Another example comes from one of my minor interests, sports riots.  I find them far more interesting than the games, mirroring in fact the way the UAs are sometimes more interesting than the main story.  It was Ten Cent Beer Night, a spectacularly poorly thought out promotion in which the surly denizens of a city being rapidly destroyed by globalization were encouraged to drink while watching their mediocre team play a hated rival.  This quickly turned violent, and in what can only be described as an Unrequited Aside, “[a]s the game progressed, more fans ran onto the field and caused problems. Ranger Mike Hargrove, who would later manage the Indians and lead them to the World Series twice in 1995 and 1997, was pelted with hot dogs and spit, and at one point was nearly struck by an empty gallon jug of Thunderbird.”  Where to begin?  Ten beers for a dollar, and someone still feels it’s worthwhile to bring in a gallon of Thunderbird, a beverage recommended by Bumwines.com as follows:  “If your taste buds are shot, and you need to get trashed with a quickness, then “T-bird” is the drink for you.  Or, if you like to smell your hand after pumping gas, look no further than Thunderbird.”  How do you smuggle a gallon jug into a stadium?
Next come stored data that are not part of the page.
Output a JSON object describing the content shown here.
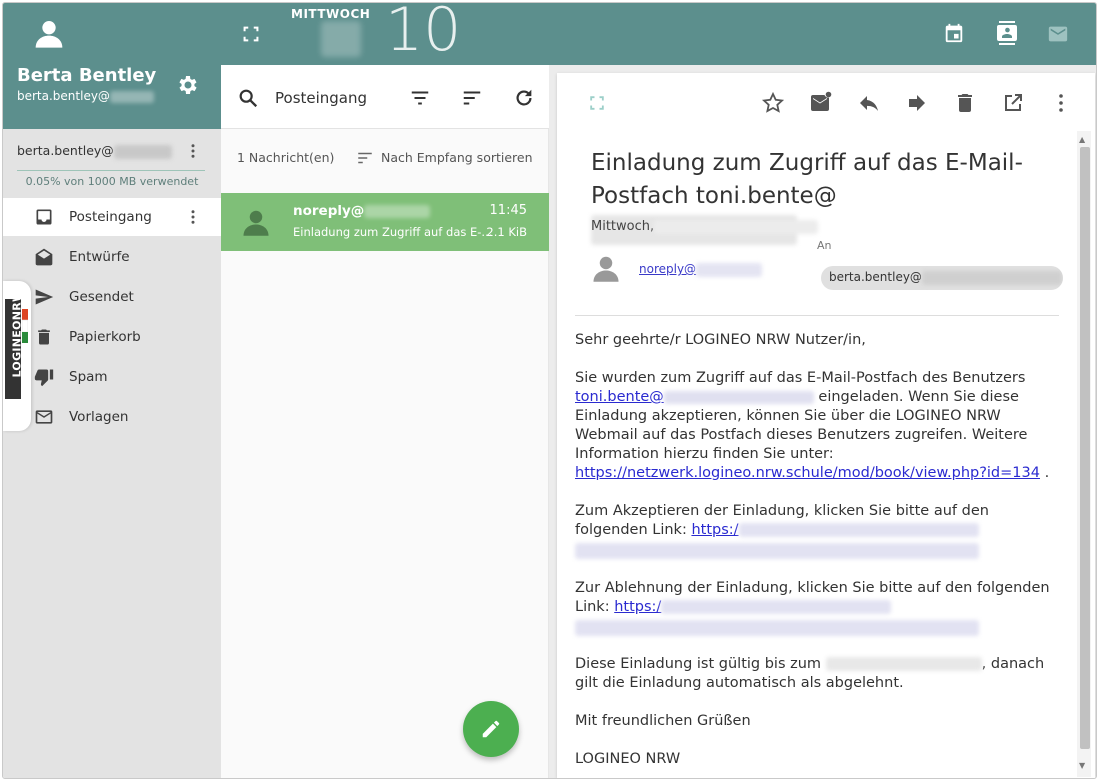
{
  "colors": {
    "teal": "#5c8f8d",
    "sidebar_bg": "#e3e3e3",
    "selected_message": "#7fbf78",
    "fab": "#4caf50",
    "link": "#2a2ad0"
  },
  "sidebar": {
    "user_name": "Berta Bentley",
    "user_email": "berta.bentley@",
    "account_email": "berta.bentley@",
    "usage": "0.05% von 1000 MB verwendet",
    "folders": [
      {
        "label": "Posteingang",
        "icon": "inbox-icon"
      },
      {
        "label": "Entwürfe",
        "icon": "drafts-icon"
      },
      {
        "label": "Gesendet",
        "icon": "send-icon"
      },
      {
        "label": "Papierkorb",
        "icon": "trash-icon"
      },
      {
        "label": "Spam",
        "icon": "thumb-down-icon"
      },
      {
        "label": "Vorlagen",
        "icon": "template-mail-icon"
      }
    ],
    "brand": {
      "part1": "LOGINEO",
      "part2": "NRW"
    }
  },
  "topbar": {
    "weekday": "MITTWOCH",
    "day": "10"
  },
  "list": {
    "search_label": "Posteingang",
    "count": "1 Nachricht(en)",
    "sort_label": "Nach Empfang sortieren",
    "messages": [
      {
        "from": "noreply@",
        "time": "11:45",
        "subject": "Einladung zum Zugriff auf das E-...",
        "size": "2.1 KiB"
      }
    ]
  },
  "reader": {
    "title": "Einladung zum Zugriff auf das E-Mail-Postfach toni.bente@",
    "date_prefix": "Mittwoch,",
    "to_label": "An",
    "sender": "noreply@",
    "recipient": "berta.bentley@",
    "body": {
      "greeting": "Sehr geehrte/r LOGINEO NRW Nutzer/in,",
      "p1_a": "Sie wurden zum Zugriff auf das E-Mail-Postfach des Benutzers",
      "p1_link": "toni.bente@",
      "p1_b": "eingeladen. Wenn Sie diese Einladung akzeptieren, können Sie über die LOGINEO NRW Webmail auf das Postfach dieses Benutzers zugreifen. Weitere Information hierzu finden Sie unter:",
      "p1_url": "https://netzwerk.logineo.nrw.schule/mod/book/view.php?id=134",
      "p1_end": " .",
      "p2": "Zum Akzeptieren der Einladung, klicken Sie bitte auf den folgenden Link:",
      "p2_link": "https:/",
      "p3": "Zur Ablehnung der Einladung, klicken Sie bitte auf den folgenden Link:",
      "p3_link": "https:/",
      "p4_a": "Diese Einladung ist gültig bis zum",
      "p4_b": ", danach gilt die Einladung automatisch als abgelehnt.",
      "closing": "Mit freundlichen Grüßen",
      "signature": "LOGINEO NRW"
    }
  }
}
Did he drink the whole gallon (it may explain why he missed)?  Did he live after having consumed that much hobo-poison?  Never addressed, the author just keeps moving.
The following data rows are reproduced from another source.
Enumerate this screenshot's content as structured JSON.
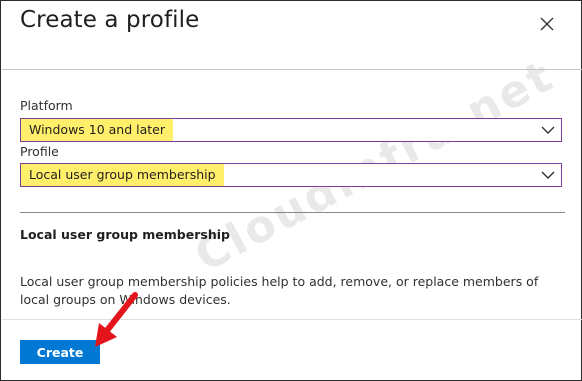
{
  "dialog": {
    "title": "Create a profile",
    "close_icon": "close-icon"
  },
  "platform": {
    "label": "Platform",
    "value": "Windows 10 and later",
    "icon": "chevron-down-icon"
  },
  "profile": {
    "label": "Profile",
    "value": "Local user group membership",
    "icon": "chevron-down-icon"
  },
  "info": {
    "heading": "Local user group membership",
    "description": "Local user group membership policies help to add, remove, or replace members of local groups on Windows devices."
  },
  "footer": {
    "create_label": "Create"
  },
  "watermark": {
    "text": "Cloudinfra.net"
  },
  "colors": {
    "accent": "#0078d4",
    "highlight": "#ffef6b",
    "select_border": "#7f3f98",
    "arrow": "#e3141b"
  }
}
Sometimes the examples are bizarre, and thus all the more frustratingly interesting.  My favorite of these is the story of Wallace Fard.  The founder of the Nation of Islam claimed a dozen or so names and racial identities, but even stranger is one of the few undisputed records of his existence.  Wikipedia states that in California, a “Wallie D. Ford . . . [was] arrested by Los Angeles police on November 17, 1918, on a charge of assault with a deadly weapon, by the Los Angeles police January 20, 1926, for violation of the California Wolverine Possession Act.”  Wait, Wolverine Possession Act?!?!  Why was wolverine ownership such a problem that the State of California had to ban it?  Why did Ford or Fard or whoever have one?  How did he get caught?  Was the wolverine the deadly weapon?  This and so much more we will never know, and a strange episode in the life of a strange man passes by.

So if you write, please be mindful that there are people out there like me who want to know these things.  Spare a moment and fill in the gaps.  Otherwise, what would otherwise be a compelling narrative will drive people like me to madness. Just like Lord Kinbote said.